Freitag, 9. Oktober 2009

Einmal mehr über den Mond



Ein äußerst liebenswürdiger Gentleman aus dem Staate Washington ist schuld an diesem Anfang, „Butch“, wie er sich dort nennt, von „Butch's Banter“ erinnerte mich an ein Werk vom Anfang der Filmgeschichte von Georges Méliès aus dem Jahre 1902 – „Die Reise zum Mond“ bzw. „Le Voyage dans la Lune“. Dieser Film hat wirklich ganz erstaunliche Bilderfindungen, aber abgesehen davon ist es natürlich auch kurios, wenn man sieht, wie die Darsteller etwa ständig mit ihren Armen wedeln. Aber, wenn man keinen Ton hat, muß man eben mehr in Gebärden machen. Um einen bösen Vergleich zu ziehen, das ist wie heute, wenn man nichts zu sagen hat, muß man umso mehr Staub aufwirbeln.

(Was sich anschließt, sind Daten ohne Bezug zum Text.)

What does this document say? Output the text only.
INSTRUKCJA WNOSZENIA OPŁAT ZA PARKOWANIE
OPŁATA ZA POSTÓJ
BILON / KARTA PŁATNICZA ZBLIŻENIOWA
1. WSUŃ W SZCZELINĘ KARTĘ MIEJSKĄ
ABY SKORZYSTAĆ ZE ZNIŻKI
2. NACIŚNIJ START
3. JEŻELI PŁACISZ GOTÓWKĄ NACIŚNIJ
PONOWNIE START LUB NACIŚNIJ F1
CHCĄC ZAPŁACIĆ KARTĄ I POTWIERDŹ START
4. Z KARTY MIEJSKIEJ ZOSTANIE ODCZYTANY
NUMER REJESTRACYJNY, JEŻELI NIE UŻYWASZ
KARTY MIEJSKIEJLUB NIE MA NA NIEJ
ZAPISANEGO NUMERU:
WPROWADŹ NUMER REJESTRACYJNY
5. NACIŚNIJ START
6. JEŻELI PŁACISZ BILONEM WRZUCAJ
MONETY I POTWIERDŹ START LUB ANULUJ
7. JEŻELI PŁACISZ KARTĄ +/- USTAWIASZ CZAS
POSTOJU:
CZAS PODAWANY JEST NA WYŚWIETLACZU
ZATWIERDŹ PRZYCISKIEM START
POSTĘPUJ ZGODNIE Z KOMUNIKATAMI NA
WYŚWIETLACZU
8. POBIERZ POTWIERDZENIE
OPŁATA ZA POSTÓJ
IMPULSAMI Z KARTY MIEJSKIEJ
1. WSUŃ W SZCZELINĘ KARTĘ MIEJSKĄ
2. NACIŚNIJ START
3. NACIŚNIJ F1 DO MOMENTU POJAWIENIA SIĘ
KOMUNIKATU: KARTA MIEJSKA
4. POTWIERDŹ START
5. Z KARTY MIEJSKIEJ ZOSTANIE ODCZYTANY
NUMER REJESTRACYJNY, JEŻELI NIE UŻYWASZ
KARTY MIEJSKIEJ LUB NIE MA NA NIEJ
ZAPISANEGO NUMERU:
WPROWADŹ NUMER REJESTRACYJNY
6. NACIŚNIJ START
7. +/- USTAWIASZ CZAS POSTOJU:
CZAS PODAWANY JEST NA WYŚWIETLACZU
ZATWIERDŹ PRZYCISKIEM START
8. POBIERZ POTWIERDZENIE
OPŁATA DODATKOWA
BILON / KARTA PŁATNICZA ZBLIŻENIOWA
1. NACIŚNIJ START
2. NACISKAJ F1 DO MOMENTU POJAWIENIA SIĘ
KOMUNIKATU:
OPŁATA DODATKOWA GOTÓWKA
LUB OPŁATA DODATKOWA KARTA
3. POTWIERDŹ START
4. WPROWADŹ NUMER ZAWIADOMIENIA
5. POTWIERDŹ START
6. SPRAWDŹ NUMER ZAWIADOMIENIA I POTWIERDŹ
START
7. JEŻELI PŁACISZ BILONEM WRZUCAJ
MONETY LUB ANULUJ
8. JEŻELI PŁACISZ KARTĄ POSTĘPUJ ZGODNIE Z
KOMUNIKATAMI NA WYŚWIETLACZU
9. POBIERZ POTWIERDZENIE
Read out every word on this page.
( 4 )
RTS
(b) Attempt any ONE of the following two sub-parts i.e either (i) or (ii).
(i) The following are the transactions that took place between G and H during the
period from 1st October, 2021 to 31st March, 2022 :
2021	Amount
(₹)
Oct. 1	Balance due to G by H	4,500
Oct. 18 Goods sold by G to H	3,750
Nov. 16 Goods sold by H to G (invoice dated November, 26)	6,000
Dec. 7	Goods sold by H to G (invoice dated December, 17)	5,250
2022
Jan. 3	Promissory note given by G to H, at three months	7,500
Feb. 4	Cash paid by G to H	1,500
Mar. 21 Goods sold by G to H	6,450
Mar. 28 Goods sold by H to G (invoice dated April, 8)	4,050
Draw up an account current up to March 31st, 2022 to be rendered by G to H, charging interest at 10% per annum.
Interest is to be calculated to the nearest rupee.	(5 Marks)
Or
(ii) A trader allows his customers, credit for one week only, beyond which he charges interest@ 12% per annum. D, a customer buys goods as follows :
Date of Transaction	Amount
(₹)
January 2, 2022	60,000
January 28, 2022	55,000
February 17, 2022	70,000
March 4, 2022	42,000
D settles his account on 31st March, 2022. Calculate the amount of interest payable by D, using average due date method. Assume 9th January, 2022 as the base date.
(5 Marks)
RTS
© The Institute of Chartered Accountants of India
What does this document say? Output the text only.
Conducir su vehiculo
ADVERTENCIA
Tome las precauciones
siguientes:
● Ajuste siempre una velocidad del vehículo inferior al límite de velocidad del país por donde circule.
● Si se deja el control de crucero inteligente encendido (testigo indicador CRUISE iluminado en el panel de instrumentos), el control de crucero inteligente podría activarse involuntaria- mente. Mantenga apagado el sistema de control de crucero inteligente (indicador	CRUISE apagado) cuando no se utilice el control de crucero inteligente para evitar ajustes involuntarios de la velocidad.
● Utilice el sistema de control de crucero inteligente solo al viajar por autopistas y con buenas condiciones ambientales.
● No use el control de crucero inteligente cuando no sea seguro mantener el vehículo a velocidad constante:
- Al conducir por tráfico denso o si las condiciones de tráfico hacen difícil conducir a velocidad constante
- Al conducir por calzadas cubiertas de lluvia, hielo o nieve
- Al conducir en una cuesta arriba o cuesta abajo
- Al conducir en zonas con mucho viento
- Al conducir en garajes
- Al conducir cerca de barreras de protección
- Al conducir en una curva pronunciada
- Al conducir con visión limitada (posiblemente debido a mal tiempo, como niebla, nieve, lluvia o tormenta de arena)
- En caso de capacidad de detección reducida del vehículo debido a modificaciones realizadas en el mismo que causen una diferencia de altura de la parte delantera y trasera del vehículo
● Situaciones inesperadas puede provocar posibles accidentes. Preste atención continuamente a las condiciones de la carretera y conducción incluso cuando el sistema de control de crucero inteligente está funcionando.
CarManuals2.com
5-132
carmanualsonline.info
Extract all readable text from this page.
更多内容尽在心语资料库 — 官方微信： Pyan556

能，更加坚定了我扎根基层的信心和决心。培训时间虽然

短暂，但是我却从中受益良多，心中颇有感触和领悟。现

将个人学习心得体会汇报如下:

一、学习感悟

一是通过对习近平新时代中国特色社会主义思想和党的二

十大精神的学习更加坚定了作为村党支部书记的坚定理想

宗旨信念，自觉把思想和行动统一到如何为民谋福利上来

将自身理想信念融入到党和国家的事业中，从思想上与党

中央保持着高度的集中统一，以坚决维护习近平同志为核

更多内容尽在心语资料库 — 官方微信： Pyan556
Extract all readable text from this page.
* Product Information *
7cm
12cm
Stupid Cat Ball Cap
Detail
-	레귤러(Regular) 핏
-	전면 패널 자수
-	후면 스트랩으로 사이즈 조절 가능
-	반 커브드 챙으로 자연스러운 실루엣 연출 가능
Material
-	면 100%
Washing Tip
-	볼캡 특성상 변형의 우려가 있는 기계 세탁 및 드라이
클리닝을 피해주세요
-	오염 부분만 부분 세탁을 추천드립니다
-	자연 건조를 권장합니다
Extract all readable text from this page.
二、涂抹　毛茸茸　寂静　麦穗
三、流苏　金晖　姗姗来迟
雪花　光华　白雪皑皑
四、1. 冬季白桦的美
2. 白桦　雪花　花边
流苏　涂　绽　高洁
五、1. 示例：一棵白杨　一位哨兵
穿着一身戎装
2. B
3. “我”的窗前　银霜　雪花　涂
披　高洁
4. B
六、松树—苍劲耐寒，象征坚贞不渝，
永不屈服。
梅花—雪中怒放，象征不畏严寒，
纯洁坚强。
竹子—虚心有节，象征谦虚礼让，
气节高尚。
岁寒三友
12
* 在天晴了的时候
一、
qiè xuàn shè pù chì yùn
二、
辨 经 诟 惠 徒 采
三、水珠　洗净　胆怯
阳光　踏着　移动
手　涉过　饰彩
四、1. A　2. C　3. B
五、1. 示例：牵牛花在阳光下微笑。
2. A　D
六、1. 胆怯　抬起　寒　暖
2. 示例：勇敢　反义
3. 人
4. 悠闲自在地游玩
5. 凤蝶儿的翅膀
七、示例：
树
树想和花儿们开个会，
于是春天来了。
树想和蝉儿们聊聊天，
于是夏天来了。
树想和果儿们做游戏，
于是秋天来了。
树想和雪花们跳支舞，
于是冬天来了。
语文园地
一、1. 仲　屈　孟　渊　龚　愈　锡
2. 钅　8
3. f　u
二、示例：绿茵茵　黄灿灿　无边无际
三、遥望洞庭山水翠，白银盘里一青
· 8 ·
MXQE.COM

Das ist überhaupt das Stichwort, seine Bemerkung bezog sich eigentlich auf ein Experiment der NASA von heute, durch den Aufschlag von zwei Flugkörpern auf dem Mond sollten aus der Trümmerwolke Daten erhoben werden, um Beweise für Wasser dort zu finden. Das hat inzwischen stattgefunden, wir wollen hoffen, daß es auch erfolgreich war. Ich glaube, ich habe hier noch nie erwähnt, daß ich ein hoffnungsloser SF- und Naturwissenschafts-Fan bin.


Caspar David Friedrich,
Zwei Männer in Betrachtung des Mondes, 1819
hier gefunden

Darum sollte es heute nicht unbedingt gehen. Das wäre dann der ursprüngliche Anlaß dieser Bemerkungen, ein Gemälde von Caspar David Friedrich, „Zwei Männer in Betrachtung des Mondes“, von 1819. Es ist so eine Art nationaler Ikone, falls es in diesem übriggebliebenen Land so etwas gibt.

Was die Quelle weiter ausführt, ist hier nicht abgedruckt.